God is a just God, who must and will take vengeance on the sin of His church. Let’s not overlook this. God is the God of all goodness and perfection. He is the light, and in Him is no darkness at all. To maintain Himself as such, God must show His complete disapproval against sin, all sin, even the sin of His beloved church. He does this by punishing their sin to the extreme. For God to do anything less than this would be to deny Himself and His goodness. Consequently, God is the Avenger of blood against all those who fall into sin. He takes vengeance on all those who through sin dishonor Him and injure their neighbor.

But God has provided a refuge for His people in Jesus Christ.

In addition to being the Avenger of blood, God is the Redeemer of the church.

He is this because He is the next of kin. God has eternally chosen the church as His own. He has even ordained the church to be His family, his sons and daughters. This makes Him their next of kin. As the next of kin, the Lord obligates Himself to redeem His people from the vengeance of His own justice.

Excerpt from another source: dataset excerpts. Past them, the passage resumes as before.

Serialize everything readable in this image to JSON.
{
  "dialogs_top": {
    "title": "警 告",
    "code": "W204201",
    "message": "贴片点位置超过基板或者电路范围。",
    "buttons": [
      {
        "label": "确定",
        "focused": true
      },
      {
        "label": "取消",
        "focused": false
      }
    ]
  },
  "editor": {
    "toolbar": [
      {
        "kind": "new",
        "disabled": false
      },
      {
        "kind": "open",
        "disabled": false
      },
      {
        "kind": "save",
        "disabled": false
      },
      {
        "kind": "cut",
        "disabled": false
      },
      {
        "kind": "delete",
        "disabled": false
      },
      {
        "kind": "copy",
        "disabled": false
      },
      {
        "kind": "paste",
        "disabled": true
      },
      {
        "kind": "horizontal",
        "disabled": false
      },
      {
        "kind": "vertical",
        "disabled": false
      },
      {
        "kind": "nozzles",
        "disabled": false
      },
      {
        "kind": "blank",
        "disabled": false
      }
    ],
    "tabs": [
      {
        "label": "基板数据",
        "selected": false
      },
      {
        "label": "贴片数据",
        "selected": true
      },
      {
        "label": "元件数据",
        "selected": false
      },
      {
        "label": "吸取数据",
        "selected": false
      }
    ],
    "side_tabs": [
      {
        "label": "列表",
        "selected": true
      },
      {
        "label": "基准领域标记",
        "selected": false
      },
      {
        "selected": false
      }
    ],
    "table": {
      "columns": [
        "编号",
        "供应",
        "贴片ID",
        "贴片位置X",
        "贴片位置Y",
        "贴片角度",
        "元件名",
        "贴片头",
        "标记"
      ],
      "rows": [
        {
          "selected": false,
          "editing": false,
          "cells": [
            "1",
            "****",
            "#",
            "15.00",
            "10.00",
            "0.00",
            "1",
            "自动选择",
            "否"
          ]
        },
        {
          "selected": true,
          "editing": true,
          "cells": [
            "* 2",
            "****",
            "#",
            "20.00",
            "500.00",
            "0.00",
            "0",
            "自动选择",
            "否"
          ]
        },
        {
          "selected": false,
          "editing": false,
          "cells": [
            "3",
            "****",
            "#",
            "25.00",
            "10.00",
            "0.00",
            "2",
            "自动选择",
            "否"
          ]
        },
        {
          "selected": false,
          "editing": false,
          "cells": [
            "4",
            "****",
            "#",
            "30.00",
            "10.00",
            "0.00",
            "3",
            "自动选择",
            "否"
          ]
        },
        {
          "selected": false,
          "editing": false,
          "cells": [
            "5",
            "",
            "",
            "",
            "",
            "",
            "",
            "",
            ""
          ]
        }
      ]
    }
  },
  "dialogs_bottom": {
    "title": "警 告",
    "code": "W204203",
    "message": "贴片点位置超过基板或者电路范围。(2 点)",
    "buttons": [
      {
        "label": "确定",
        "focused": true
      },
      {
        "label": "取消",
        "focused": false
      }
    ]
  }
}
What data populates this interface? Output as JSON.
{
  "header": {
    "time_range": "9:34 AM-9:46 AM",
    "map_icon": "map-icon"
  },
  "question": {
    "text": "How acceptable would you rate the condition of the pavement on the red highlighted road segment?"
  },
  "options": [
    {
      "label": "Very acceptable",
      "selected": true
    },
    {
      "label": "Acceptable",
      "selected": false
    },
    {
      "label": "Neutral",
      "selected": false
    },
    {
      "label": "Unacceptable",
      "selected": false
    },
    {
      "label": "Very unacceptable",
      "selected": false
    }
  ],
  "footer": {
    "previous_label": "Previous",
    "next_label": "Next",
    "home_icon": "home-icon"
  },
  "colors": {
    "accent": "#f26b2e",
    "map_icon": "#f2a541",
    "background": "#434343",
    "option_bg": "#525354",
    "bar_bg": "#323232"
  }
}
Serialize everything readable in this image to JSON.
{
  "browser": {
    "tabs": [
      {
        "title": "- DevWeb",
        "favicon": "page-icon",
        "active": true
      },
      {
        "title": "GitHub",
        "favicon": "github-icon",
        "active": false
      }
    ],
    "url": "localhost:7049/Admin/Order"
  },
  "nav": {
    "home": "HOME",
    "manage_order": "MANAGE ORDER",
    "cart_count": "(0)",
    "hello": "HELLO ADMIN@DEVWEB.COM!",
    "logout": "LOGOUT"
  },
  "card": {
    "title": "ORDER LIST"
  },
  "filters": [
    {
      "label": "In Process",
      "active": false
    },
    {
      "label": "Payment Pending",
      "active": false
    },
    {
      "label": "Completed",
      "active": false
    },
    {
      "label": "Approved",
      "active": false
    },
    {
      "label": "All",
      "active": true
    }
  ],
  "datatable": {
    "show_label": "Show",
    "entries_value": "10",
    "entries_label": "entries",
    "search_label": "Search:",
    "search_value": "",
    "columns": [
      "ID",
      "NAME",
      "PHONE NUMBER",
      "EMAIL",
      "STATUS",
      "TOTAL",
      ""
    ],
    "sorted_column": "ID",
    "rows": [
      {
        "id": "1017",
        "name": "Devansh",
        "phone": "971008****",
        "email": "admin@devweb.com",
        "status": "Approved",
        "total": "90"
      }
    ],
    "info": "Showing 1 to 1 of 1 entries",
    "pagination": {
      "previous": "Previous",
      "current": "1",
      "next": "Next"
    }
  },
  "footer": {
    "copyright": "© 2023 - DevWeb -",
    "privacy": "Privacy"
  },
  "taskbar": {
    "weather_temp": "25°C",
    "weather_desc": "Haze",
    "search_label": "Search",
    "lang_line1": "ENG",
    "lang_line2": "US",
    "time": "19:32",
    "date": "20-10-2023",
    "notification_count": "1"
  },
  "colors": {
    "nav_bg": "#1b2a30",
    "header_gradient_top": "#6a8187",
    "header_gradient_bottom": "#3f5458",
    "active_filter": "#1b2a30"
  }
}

In this case redemption requires the payment of a price. The price is not silver and gold. That would be an easy thing for the Lord to pay, since all the silver and gold are His. No, He must find someone who will stand in the place of His beloved church, stand before Him with the guilt of His people and bear all the vengeance of His wrath against their sin. There is only one who can do this—His only begotten Son in our flesh. And so, in His great love and mercy for His church, God sent His only begotten Son into our flesh. Upon His Son He poured out the vials of His wrath and vengeance. All His life long, but especially at the cross, the Son endured this wrath until it was all gone. There is now no more vengeance of wrath left for the church. She is free from all vengeance.

This saving, redeeming work of Christ on the cross was typified in the Old Testament by the death of the high priest. Only when the high priest died was the manslayer in the Old Testament finally free from the avenger of blood. This looked ahead to the death of a greater High Priest, whose death would forever free the church from the great Avenger.

In keeping with the nature of Old Testament types, what the church has in Christ is much greater than what she had in the Old Testament cities of refuge. With the cities of refuge it was only the person not guilty of premeditated murder who found refuge. In Christ one can find refuge from the Avenger for murder and sin of every kind.


To find safety from the avenger of blood in the Old Testament, one had to flee to the nearest city of refuge. If the avenger of blood could catch him, he could rightfully kill the manslayer before he was able to reach a city of refuge. And should the manslayer stray outside the city after receiving refuge, he could legally be slain by the avenger of blood. It was only the foolhardy who failed to flee to the city of refuge or who left it before the death of the high priest.

In like manner must we flee to the refuge God has given the church in Jesus Christ.

We flee to this great refuge by faith. True faith leads one to a godly sorrow over sin, to a proper confession of sin, and then to cling to the cross to lay hold of Christ’s payment for sin. This is how we flee to the refuge of God.

Let us flee to God’s refuge daily.

Those who are foolish enough not to flee to this refuge will be pursued by the great Avenger of blood and be destroyed.

Those who flee to this refuge in the wisdom of faith will find safety and the hope of eternal life.